- Cantú, Victor J;
- Belda-Ferre, Pedro;
- Salido, Rodolfo A;
- Tsai, Rebecca;
- Austin, Brett;
- Jordan, William;
- Asudani, Menka;
- Walster, Amanda;
- Magallanes, Celestine G;
- Valentine, Holly;
- Manjoonian, Araz;
- Wijaya, Carrissa;
- Omaleki, Vinton;
- Sanders, Karenina;
- Aigner, Stefan;
- Baer, Nathan A;
- Betty, Maryann;
- Castro-Martínez, Anelizze;
- Cheung, Willi;
- Crescini, Evelyn S;
- De Hoff, Peter;
- Eisner, Emily;
- Hakim, Abbas;
- Kapadia, Bhavika;
- Lastrella, Alma L;
- Lawrence, Elijah S;
- Ngo, Toan T;
- Ostrander, Tyler;
- Sathe, Shashank;
- Seaver, Phoebe;
- Smoot, Elizabeth W;
- Carlin, Aaron F;
- Yeo, Gene W;
- Laurent, Louise C;
- Manlutac, Anna Liza;
- Fielding-Miller, Rebecca;
- Knight, Rob
- Editor(s): Cristea, Ileana M
Surface sampling for SARS-CoV-2 RNA detection has shown considerable promise to detect exposure of built environments to infected individuals shedding virus who would not otherwise be detected. Here, we compare two popular sampling media (VTM and SDS) and two popular workflows (Thermo and PerkinElmer) for implementation of a surface sampling program suitable for environmental monitoring in public schools. We find that the SDS/Thermo pipeline shows superior sensitivity and specificity, but that the VTM/PerkinElmer pipeline is still sufficient to support surface surveillance in any indoor setting with stable cohorts of occupants (e.g., schools, prisons, group homes, etc.) and may be used to leverage existing investments in infrastructure. IMPORTANCE The ongoing COVID-19 pandemic has claimed the lives of over 5 million people worldwide. Due to high density occupancy of indoor spaces for prolonged periods of time, schools are often of concern for transmission, leading to widespread school closings to combat pandemic spread when cases rise.
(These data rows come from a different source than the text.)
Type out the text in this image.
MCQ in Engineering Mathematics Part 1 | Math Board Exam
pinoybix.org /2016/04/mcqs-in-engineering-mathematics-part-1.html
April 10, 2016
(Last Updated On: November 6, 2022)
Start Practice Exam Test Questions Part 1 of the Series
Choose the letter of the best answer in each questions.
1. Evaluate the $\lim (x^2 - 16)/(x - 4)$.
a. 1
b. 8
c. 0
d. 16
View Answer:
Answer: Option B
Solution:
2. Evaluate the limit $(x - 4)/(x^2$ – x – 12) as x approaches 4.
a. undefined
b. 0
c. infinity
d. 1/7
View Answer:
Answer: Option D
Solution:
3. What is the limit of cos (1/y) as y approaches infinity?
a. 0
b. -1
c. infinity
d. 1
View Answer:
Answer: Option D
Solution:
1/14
Since pediatric clinical testing is expensive and difficult from a consent perspective, we have deployed surface sampling in SASEA (Safer at School Early Alert), which allows for detection of SARS-CoV-2 from surfaces within a classroom. In this previous work, we developed a high-throughput method which requires robotic automation and specific reagents that are often not available for public health laboratories such as the San Diego County Public Health Laboratory (SDPHL). Therefore, we benchmarked our method (Thermo pipeline) against SDPHL's (PerkinElmer) more widely used method for the detection and prediction of SARS-CoV-2 exposure. While our method shows superior sensitivity (false-negative rate of 9% versus 27% for SDPHL), the SDPHL pipeline is sufficient to support surface surveillance in indoor settings. These findings are important since they show that existing investments in infrastructure can be leveraged to slow the spread of SARS-CoV-2 not in just the classroom but also in prisons, nursing homes, and other high-risk, indoor settings.